Wednesday, January 31, 2018

Not So Easy Peasy



Apparently Day 8 came out from behind the bush swinging a 2x4 right into the middle of my head, back, legs and every bone I have.

Despite a fairly good morning…  Wait.  That’s not so right.  Woke up at 3:00 am and couldn’t go back to sleep.

Despite a nice drive in to the doctors…  Wait.  That’s not right.  It was 6:30 am on the way to Kirkland in rush hour traffic.

Despite my lower blood pressure…  Wait.  That’s not right.  I’m not even telling my numbers (I used to have great numbers, people, so great).

Despite the lidocaned port poke for the blood draw and subsequent pain free flush…  Wait.  That’s not right.  It burned and I announced it.  Luckily.  Apparently you can miss when you aim the needle at the port.  Slid right off the side and that wasn’t bright red blood coming out.

Round Two.  Second poke.  You know, when they put the orange IV thingy in, they have to really shove that bad boy in.  Something about the “run flat” kind of rubber that the needle goes into.  Not painful, but oddly, well, odd.  And you sit there in your unhappy place wondering when it’s going to hurt. 

Which makes your blood pressure go up.

We got the blood draw, ducked the hydration infusion, got good white blood count numbers (1500, yeah!), talked (A LOT) about my back and face rash and my swollen tongue.  That one has us going in circles.  Drink burning hot coffee or tea, suck on a box of cardboard and then go talk at an assembly.  THAT’S what that’s like.  So far only salt water has made it feel better temporarily.  There’s also a mouth wash I can use.  So, another prescription. 

Off to the Granix/Grouchy shot in infusion.  Poke.  Burn.  Can we please be done with these?

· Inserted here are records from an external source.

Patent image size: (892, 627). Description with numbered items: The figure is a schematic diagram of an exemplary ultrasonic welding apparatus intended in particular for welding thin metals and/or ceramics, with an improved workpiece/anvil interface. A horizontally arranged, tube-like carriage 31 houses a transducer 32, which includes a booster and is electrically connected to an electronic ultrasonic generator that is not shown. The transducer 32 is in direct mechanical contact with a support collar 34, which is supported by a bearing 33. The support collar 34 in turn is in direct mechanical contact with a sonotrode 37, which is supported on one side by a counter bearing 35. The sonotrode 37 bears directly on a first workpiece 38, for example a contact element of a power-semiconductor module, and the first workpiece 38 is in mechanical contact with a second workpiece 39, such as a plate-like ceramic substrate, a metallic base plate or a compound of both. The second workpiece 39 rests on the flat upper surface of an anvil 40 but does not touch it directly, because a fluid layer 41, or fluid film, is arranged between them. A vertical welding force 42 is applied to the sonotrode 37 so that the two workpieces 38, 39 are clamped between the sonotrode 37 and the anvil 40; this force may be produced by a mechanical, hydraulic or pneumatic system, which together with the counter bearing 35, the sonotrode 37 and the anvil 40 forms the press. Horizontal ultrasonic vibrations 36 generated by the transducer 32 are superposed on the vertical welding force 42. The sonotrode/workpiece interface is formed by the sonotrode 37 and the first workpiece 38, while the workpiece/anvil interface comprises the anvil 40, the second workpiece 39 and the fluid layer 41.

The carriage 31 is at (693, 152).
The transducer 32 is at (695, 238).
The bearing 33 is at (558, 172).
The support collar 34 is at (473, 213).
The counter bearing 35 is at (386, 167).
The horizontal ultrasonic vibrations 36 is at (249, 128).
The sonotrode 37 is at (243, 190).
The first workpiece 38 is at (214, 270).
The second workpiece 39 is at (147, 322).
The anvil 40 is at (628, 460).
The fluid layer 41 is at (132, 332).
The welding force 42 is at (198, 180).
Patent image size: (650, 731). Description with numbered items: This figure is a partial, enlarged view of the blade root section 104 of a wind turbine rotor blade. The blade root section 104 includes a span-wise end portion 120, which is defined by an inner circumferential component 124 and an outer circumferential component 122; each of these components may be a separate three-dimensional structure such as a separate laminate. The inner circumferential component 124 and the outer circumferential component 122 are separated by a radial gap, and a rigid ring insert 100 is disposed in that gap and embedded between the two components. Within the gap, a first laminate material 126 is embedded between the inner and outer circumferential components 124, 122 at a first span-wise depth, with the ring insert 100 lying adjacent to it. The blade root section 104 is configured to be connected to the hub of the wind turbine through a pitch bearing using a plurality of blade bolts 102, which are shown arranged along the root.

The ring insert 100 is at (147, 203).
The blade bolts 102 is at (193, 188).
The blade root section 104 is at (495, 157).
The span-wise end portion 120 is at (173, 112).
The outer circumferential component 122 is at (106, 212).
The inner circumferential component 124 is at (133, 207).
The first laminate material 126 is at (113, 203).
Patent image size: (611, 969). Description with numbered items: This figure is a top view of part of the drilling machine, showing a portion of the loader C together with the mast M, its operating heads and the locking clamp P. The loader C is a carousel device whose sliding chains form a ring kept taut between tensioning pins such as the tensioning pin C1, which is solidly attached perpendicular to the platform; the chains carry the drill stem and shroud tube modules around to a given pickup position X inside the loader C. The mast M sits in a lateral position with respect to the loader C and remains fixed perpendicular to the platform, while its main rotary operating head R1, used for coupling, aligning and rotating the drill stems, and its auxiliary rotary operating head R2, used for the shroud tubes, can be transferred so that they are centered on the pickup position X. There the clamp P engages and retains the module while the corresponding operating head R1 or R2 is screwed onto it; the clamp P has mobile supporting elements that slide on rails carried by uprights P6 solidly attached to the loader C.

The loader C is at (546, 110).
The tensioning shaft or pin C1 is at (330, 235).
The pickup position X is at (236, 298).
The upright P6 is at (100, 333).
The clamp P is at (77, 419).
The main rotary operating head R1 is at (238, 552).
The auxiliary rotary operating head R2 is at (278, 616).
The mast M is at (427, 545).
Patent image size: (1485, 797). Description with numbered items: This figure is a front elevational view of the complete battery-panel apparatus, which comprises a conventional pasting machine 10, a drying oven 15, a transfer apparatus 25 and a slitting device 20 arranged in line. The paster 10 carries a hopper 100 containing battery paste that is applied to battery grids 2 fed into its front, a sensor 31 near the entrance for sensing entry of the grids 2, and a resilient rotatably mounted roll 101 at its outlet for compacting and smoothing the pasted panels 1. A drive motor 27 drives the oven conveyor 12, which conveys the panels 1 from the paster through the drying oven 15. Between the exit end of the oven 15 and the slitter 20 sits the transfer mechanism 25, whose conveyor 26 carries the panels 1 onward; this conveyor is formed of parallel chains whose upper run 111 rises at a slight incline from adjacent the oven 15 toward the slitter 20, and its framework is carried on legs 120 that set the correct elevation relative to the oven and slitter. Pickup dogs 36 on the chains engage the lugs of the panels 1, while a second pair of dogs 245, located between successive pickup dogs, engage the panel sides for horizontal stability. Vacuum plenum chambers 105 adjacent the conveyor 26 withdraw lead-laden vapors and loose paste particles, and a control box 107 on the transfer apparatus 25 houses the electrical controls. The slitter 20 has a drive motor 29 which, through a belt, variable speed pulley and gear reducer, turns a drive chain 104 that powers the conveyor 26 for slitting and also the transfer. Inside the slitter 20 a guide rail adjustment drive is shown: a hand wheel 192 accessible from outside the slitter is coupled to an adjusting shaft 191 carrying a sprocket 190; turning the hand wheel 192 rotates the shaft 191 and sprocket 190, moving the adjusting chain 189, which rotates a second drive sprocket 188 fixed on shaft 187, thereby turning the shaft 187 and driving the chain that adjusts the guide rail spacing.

Ten minutes to make it to the follow up surgeon.  Port scars and node scars look good.  Range of motion is good (so I wasn’t supposed to do yoga four days after the surgery?  Hmm, well.), but “here’s a physical therapist to see two days a week for six weeks.”

Because I love it when cancer is the center of my life.  /sarcasm

Then off to school knowing that at 4:00 I will be horizontal on the couch.

And I was until 5:50.

When I went into back labor.  Seriously.  Forgot about that from 19 years ago, but it’s exactly what it felt like.  I could NOT get comfortable.  Bone aches, muscle aches.  Which brought on nausea.  And anxiety.  And exhaustion but can’t fall asleep.  And anything else mixed into this chemo reaction cocktail we’ve got going.  Topped with an olive.

I told Jeff at one point that apparently Day 8 is going to be my worst day.  I think it shocked the crap out of us because we both thought I was doing so well and this is handle-able.  Not cake, but not utter misery.  Day 8 proved I’m not in charge.  This cancer you’re-not-in-charge attitude really has GOT to change.  On cancer’s end.  Because.  Well, because I’m the leader…

Somehow, with the advent of sleepytime tea and utter exhaustion, I finally fell asleep thinking if this is Chemo, we can just be done.

I got a good seven hours sleep so we shall see how this day goes.  I know it’s because I got all braggy and was announcing (oddly enough, with glee) that I would be able to make it to work the rest of this week and all next week.  Got 2x4’d in the middle of my back.

I’m sure there’s a prescription for it.